Our Minister announced on August 31, 2016 that Veterans Affairs Canada would be increasing outreach to the Northern Territories. Since then the Ottawa Area Office has been hard at work. The territory of Nunavut is included within its catchment area and—up until now—there have been limited field office visits to the territory.
We created a northern outreach team incorporating the expertise of a Veterans Service Team Manager, two Case Managers and a Veterans Service Agent. The focus of our initial visit was to the capital city Iqaluit, which means “place of many fish” in Inuktitut. Iqaluit has the largest population in the territory, at just over 7,000 residents. The team spent the months leading up to their first official visit connecting with the known Veterans living there as well as community, health and government organizations.
The team traveled to Iqaluit on November 27, 2016 for six days of outreach presentations and one-on-one meetings with Veterans and their families. We landed at 4:00 p.m. in total darkness, as the sun begins to set at 2:00 p.m. At –25oC with blowing winds off Frobisher Bay, there was a considerable drop in temperature from balmy Ottawa. The sunrises also deserve mention—they are spectacular when they finally occur at around 8:30 a.m., providing much-needed beauty and warmth for the day.

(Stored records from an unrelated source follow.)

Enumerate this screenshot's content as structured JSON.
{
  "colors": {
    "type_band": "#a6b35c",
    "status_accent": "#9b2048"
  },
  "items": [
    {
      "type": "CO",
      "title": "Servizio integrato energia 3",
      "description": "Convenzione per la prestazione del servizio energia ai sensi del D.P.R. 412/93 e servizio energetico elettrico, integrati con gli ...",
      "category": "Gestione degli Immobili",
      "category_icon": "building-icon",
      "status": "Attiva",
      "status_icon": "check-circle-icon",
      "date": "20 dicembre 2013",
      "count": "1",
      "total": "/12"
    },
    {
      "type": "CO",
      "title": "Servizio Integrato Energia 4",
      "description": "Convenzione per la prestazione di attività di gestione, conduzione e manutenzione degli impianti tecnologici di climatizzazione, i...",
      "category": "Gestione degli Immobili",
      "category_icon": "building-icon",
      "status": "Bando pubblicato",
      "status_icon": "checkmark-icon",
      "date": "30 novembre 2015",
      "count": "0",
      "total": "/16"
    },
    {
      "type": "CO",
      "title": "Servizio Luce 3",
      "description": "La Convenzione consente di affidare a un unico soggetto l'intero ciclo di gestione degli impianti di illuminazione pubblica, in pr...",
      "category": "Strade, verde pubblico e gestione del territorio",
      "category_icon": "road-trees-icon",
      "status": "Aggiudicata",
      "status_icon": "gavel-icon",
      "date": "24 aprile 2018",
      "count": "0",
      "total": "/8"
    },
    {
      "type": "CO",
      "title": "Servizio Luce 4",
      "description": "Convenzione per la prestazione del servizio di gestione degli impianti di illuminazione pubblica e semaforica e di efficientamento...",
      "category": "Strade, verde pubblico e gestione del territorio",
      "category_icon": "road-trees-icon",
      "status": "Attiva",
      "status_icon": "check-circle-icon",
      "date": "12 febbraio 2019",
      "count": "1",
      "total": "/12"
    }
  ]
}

Our first day found us settling in and meeting with the staff at the Service Canada offices, our work home for the week. The staff greeted us warmly and ensured we had all we needed to serve our Veterans and their families. Our week was full, with presentations to current and potential Veterans, their families, and various community, health and government organizations with whom we are working to create partnerships. Of special note, we were able to connect with, and were warmly welcomed to, the Iqaluit Branch of the Royal Canadian Legion (RCL), which has the largest membership per capita of any RCL in the country.
We learned many things on this first trip to Iqaluit, aside from the necessity of long johns and warm winter boots. There are Veterans, still-serving Canadian Armed Forces members, Canadian Rangers and RCMP members and their families who will benefit from in-person one-on-one visits with VAC staff. We also know there are many other potential Veterans and their families to reach in Iqaluit and in the 27 outlying communities that compose Nunavut. We were able to learn first-hand about the many challenges facing our Veterans and their families accessing service providers due to the limited resources within the territory. We look forward to working with them to help overcome these challenges. We have brought much work back to the table and look forward to our next visit as we continue to support and connect with our Veterans and their families in Nunavut.